一般的に、居抜きは新装の3〜6割程度の費用感で収まることが多いと言われますが、これは前テナントの設備をどれだけ流用できるかに大きく左右されます。この点は次章で詳しく解説します。
2. 新装(スケルトン)工事の費用相場と内訳
2-1. スケルトンが高くなる理由(給排水・電気容量の引き込みから必要)
新装工事、いわゆる「スケルトン物件」からの内装工事は、床・壁・天井が構造躯体むき出しの状態から全てを作り込むため、居抜きに比べて費用がかさみやすい傾向にあります。特に美容室特有のコスト増要因として以下が挙げられます。
- 給排水設備の新設: シャンプー台の台数分、給水・排水管を新たに引き込む必要があり、床の配管ルート次第では床の一部を掘削する工事が発生することもあります
- 電気容量の増設: ドライヤー・スタイリング機器・空調を同時使用する美容室は一般的なテナントより電気容量を必要とすることが多く、電力会社への申請を含む増設工事が必要になる場合があります
- 給湯設備: シャンプー台用の給湯器設置(ガス・電気いずれか)も新設が前提になります
- 内装制限対応: 用途・面積によっては建築基準法上の内装制限(不燃材料の使用義務など)を満たす仕上げ材を選定する必要があります
2-2. 内訳表(設計/解体/内装仕上げ/電気・給排水設備/什器/サイン)
新装工事の総額に対する費用配分は、一般的に以下のようなイメージで語られることが多いです。
| 項目 | 内容 | 総額に占める割合の目安 |
|---|---|---|
| 設計・監理費 | 図面作成、現場管理、確認申請対応 | 5〜10%程度 |
| 解体・下地工事 | 既存内装の撤去、床・壁の下地づくり | 10〜15%程度 |
| 内装仕上げ工事 | 床材・壁紙・天井・建具・造作家具 | 25〜35%程度 |
| 電気設備工事 | 配線・照明・コンセント増設・分電盤 | 10〜15%程度 |
| 給排水・空調設備工事 | シャンプー台配管・給湯・換気・空調 | 15〜20%程度 |
| 什器・備品 | セット椅子・シャンプーユニット・鏡・レジ台 | 10〜20%程度 |
| サイン・外装工事 | 看板・ファサード・入口サイン | 3〜8%程度 |

什器やサイン工事は「内装工事」の見積もりに含まれず別発注になることも多いため、開業予算全体を組む際は内装工事費だけでなく、什器・サイン・什器搬入費・開業前の広告費なども合わせて資金計画を立てることが重要です。資金調達の考え方は別記事で詳しく扱っています。
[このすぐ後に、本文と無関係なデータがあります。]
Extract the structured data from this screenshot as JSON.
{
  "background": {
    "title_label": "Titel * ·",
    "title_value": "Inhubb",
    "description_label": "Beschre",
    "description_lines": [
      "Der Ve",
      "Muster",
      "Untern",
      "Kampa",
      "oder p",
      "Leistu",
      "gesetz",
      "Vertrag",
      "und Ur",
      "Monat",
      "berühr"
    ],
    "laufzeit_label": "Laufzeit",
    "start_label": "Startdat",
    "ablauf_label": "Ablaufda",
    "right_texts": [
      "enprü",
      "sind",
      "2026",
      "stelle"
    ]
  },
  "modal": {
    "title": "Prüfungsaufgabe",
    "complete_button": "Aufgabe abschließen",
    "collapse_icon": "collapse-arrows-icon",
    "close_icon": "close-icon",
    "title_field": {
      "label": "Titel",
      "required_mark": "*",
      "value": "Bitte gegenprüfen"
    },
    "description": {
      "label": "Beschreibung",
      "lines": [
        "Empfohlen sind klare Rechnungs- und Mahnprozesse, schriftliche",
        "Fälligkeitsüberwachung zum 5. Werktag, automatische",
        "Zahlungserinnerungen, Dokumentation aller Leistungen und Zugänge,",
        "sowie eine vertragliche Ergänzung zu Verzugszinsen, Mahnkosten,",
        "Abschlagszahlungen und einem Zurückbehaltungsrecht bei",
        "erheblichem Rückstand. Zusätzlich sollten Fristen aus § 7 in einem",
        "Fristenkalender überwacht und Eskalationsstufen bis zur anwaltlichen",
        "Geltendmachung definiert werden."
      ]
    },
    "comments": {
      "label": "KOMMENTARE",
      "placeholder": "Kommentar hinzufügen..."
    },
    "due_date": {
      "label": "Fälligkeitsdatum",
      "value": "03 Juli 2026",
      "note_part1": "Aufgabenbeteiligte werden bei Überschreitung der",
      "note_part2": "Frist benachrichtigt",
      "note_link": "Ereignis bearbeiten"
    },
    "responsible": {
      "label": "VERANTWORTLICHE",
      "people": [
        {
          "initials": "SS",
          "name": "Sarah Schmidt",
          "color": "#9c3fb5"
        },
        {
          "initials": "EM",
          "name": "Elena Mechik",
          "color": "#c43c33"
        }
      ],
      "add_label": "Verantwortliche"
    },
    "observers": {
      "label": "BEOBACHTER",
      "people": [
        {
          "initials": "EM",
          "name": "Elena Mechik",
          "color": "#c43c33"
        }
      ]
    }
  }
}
3. 居抜き物件の内装費用相場と「安く見えて高くつく」落とし穴
3-1. 前テナント用途による差(美容室居抜き/他業種居抜き)
居抜き物件は、前テナントが残した内装・設備をそのまま、または一部改修して利用できるため、新装に比べて費用を大きく抑えられる可能性があります。ただし、その効果は前テナントの業種によって大きく変わります。
- 美容室からの居抜き: シャンプー台・セット面・給排水配管・電気容量がそのまま使える可能性が高く、最もコストメリットが出やすいパターンです
- 他業種(飲食店・物販店など)からの居抜き: 給排水・電気容量が美容室仕様になっていないため、結局スケルトンに近い設備工事が必要になり、想定より費用が膨らむことがあります
内見の段階で「これは美容室居抜きなのか、それとも設備だけ活用できる他業種居抜きなのか」を必ず確認し、施工会社に現地調査してもらった上で見積もりを取ることが重要です。
3-2. 実務あるある(残置設備の老朽化・容量不足・シャンプー台移設・原状回復義務)
居抜きで想定外の費用が発生しやすい典型パターンを挙げます。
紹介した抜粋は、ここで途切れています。